In that moment, all she had wanted… was to be loved.

Now, she had returned. Reborn into her sixteen-year-old self.

And this time—she would not beg.

The heavy doors of the mansion opened. A few servants stood near the entrance, stiff and awkward.

"She's really back?" someone murmured.

"I thought they'd forgotten about her."

"No one even told us to prepare the guest room."

Xinyi walked past them with a calm face, but her heart grew colder with every whisper. Every face that looked past her like she was a ghost.

Her eyes scanned the grand hallway. No one.

None of her four brothers were there.

No one waiting at the door.

Only one.

Zhou Yuxi appeared at the top of the staircase like she owned it.

"Xinyi," she said, her tone soft but lined with steel. "You've arrived. I didn't expect… so soon."

Xinyi met her eyes. "I came as requested."

Yuxi hesitated. "It's been a long time. I thought maybe… you'd stay there longer."

A silence hung between them—awkward, brittle.

"Afraid I'd come back and take what's mine?" Xinyi asked, voice still calm.

Yuxi stiffened. "I didn't mean it like that."

But the tension crackled. Yuxi had reason to be afraid. If Luo Xinyi returned and the family accepted her again… the adopted daughter might be sent back to where she came from. The orphanage.

She had fought too hard for this place. For the warmth, the dresses, the name.

"I've lived here for ten years. I'm part of this family," Yuxi said, voice rising slightly.

"So was I," Xinyi replied, turning toward the stairs. "But that didn't stop anyone from throwing me out."

Zhou Yuxi couldn't respond.

Xinyi's footsteps echoed as she walked up the staircase on her own. The house looked the same—but it no longer felt like hers. It didn't feel like anything.

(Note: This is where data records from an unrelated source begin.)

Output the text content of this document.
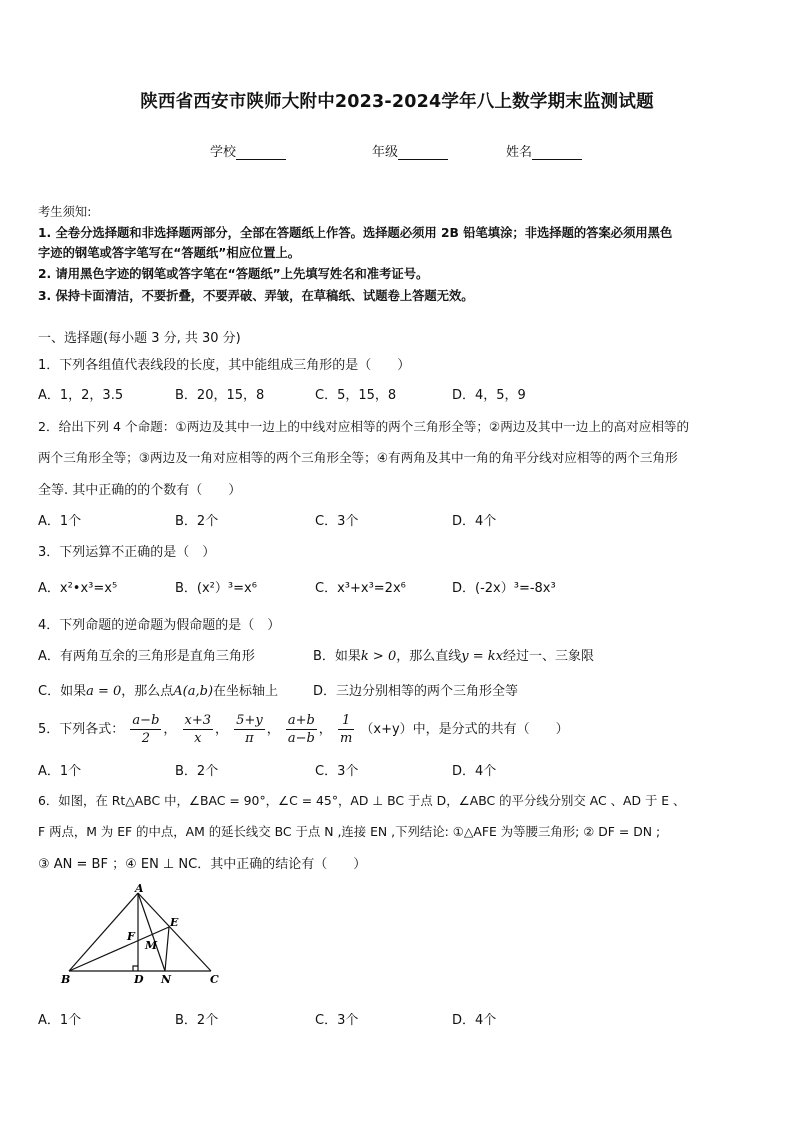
陕西省西安市陕师大附中2023-2024学年八上数学期末监测试题
学校	年级	姓名
考生须知:
1. 全卷分选择题和非选择题两部分，全部在答题纸上作答。选择题必须用 2B 铅笔填涂；非选择题的答案必须用黑色
字迹的钢笔或答字笔写在“答题纸”相应位置上。
2. 请用黑色字迹的钢笔或答字笔在“答题纸”上先填写姓名和准考证号。
3. 保持卡面清洁，不要折叠，不要弄破、弄皱，在草稿纸、试题卷上答题无效。
一、选择题(每小题 3 分, 共 30 分)
1．下列各组值代表线段的长度，其中能组成三角形的是（　　）
A．1，2，3.5	B．20，15，8	C．5，15，8	D．4，5，9
2．给出下列 4 个命题：①两边及其中一边上的中线对应相等的两个三角形全等；②两边及其中一边上的高对应相等的
两个三角形全等；③两边及一角对应相等的两个三角形全等；④有两角及其中一角的角平分线对应相等的两个三角形
全等. 其中正确的的个数有（　　）
A．1个	B．2个	C．3个	D．4个
3．下列运算不正确的是（　）
A．x²•x³=x⁵	B．(x²）³=x⁶	C．x³+x³=2x⁶	D．(-2x）³=-8x³
4．下列命题的逆命题为假命题的是（　）
A．有两角互余的三角形是直角三角形	B．如果k > 0，那么直线y = kx经过一、三象限
C．如果a = 0，那么点A(a,b)在坐标轴上	D．三边分别相等的两个三角形全等
5．下列各式： $\frac{a-b}{2}$ ， $\frac{x+3}{x}$ ， $\frac{5+y}{\pi}$ ， $\frac{a+b}{a-b}$ ， $\frac{1}{m} (x+y)$中，是分式的共有（　　）
A．1个	B．2个	C．3个	D．4个
6．如图，在 Rt△ABC 中，∠BAC = 90°，∠C = 45°，AD ⊥ BC 于点 D，∠ABC 的平分线分别交 AC 、AD 于 E 、
F 两点，M 为 EF 的中点，AM 的延长线交 BC 于点 N ,连接 EN ,下列结论: ①△AFE 为等腰三角形; ② DF = DN ;
③ AN = BF ；④ EN ⊥ NC．其中正确的结论有（　　）
A
B	C
D
E
F
M
N
A．1个	B．2个	C．3个	D．4个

She knocked on the door of the study. It opened before she could even lower her hand.

"Xinyi." Her grandfather, Zhou Hengyuan, stood up from behind his desk. His cane trembled slightly in his hand. "You've come back."

She stepped in and closed the door quietly. "Why didn't you stop them?"

The old man froze.

"I was five, Grandfather. I remember asking the driver why I had to go. He said the family decided it was better for me." Her voice trembled once, then steadied. "Why didn't you stop them?"

He looked away, shame written all over his wrinkled face.

"I failed you," he whispered. "I thought… maybe they were right. That you'd be better off away from the gossip, the pressure. But I missed you every single day."

Xinyi swallowed.

"I kept hoping someone would come for me," she said quietly. "But no one ever did."

The words dropped between them like a stone in still water.

Zhou Hengyuan sat back heavily in his chair. "I was wrong. I see that now. And I've called you back because I want to set things right."

She gave a small nod. That was all she could offer right now.

"You have a place here. This house… this family… it's yours by blood. No one can take that from you again."

Outside the study, Yuxi stood in the hallway, her hands clenched tightly.

She had always known this day would come.

But now that it had, she was terrified.

Because even the servants had begun to whisper.

"None of the young masters came to greet her?"

"They were out of town, probably."

"Or maybe they just don't care."

The whispers stung more than they should have.

Xinyi stood at the top of the stairs once again, looking down at the grand hall. Everything gleamed like polished silver—but felt cold as marble.

She turned back toward the guest wing. The same room they used to lock at night when she visited during New Year's.

Now it would be hers again.

She opened the window.

The wind smelled of lavender and distance.

She had returned.

Not for reconciliation.

Not for pity.

Not even for family.

She had returned for herself.

And this time, she would not be erased.